Pressure levels map to increasingly strong cleanup:

  • soft: evict stale FileReadCache entries not accessed in 60 minutes.
  • hard: evict cache entries not accessed in 30 minutes.
  • critical: clear the file-read cache and optionally trigger global.gc().

The monitor intentionally does not force chat compaction. Compaction can call the model backend and rewrite active chat state, so it should be triggered only from a call site that can safely coordinate with the conversation loop.
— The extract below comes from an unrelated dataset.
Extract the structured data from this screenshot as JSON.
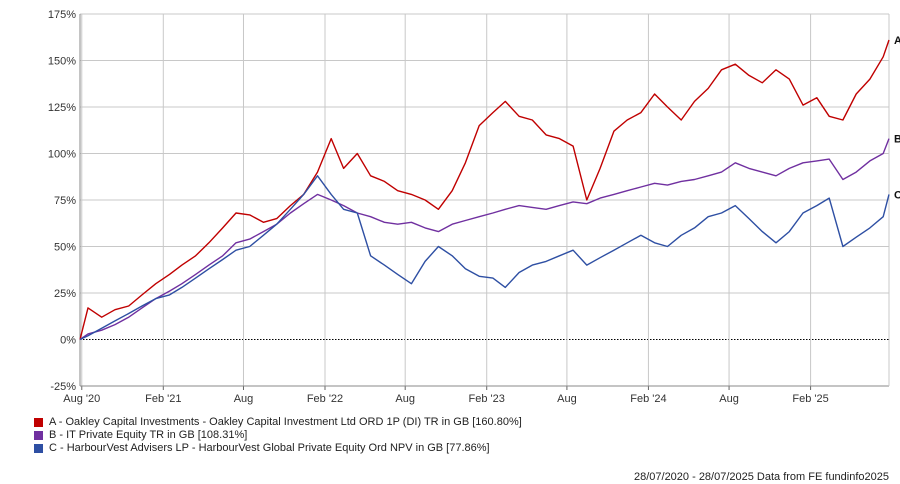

Cleanup is fire-and-forget from the scheduler, but the monitor guards cleanup steps with cleanupInProgress and a cooldown timestamp. A higher-pressure cleanup can bypass the cooldown and queue behind an in-progress lower-pressure cleanup, so a critical check is not lost while a soft cleanup is finishing. After successful cleanup it logs an RSS delta on setImmediate(), but RSS movement is diagnostic only: V8 and libc may retain freed pages even when JavaScript objects became collectible. Consecutive failures count cleanup-step exceptions, not unchanged RSS, and the counter is reset on a new session. If three successful cleanup attempts in a row free less than 1% RSS, the monitor emits memory-cleanup-ineffective as a diagnostic signal without treating the cleanup step itself as failed.

Test Coverage

The implementation is covered by:

  • threshold validation tests;
  • environment config parsing, fallback, visible warning, and explicit GC tests;
  • pressure classification tests using mocked process.memoryUsage();
  • cgroup v2 memory.max and cgroup v1 memory.limit_in_bytes behavior;
  • V8 heap limit behavior;
  • scheduleCheck() coalescing;
  • scheduler integration that invokes scheduleCheck() after tool execution;
  • soft and critical cleanup actions;
  • cleanup failure accounting for thrown cleanup steps;
  • cleanup listener exception isolation and ineffective-cleanup diagnostics;
  • child Config monitor isolation through Object.create;
  • FileReadCache.evictNotAccessedSince() behavior.

Risks And Tradeoffs

  • RSS can stay flat after cleanup because V8 or libc may retain freed memory. RSS deltas are logged, but unchanged RSS does not count as a cleanup failure.
  • Time-based file-read cache eviction may reduce fast-path hits for old files, but it preserves recently active entries and only runs under memory pressure.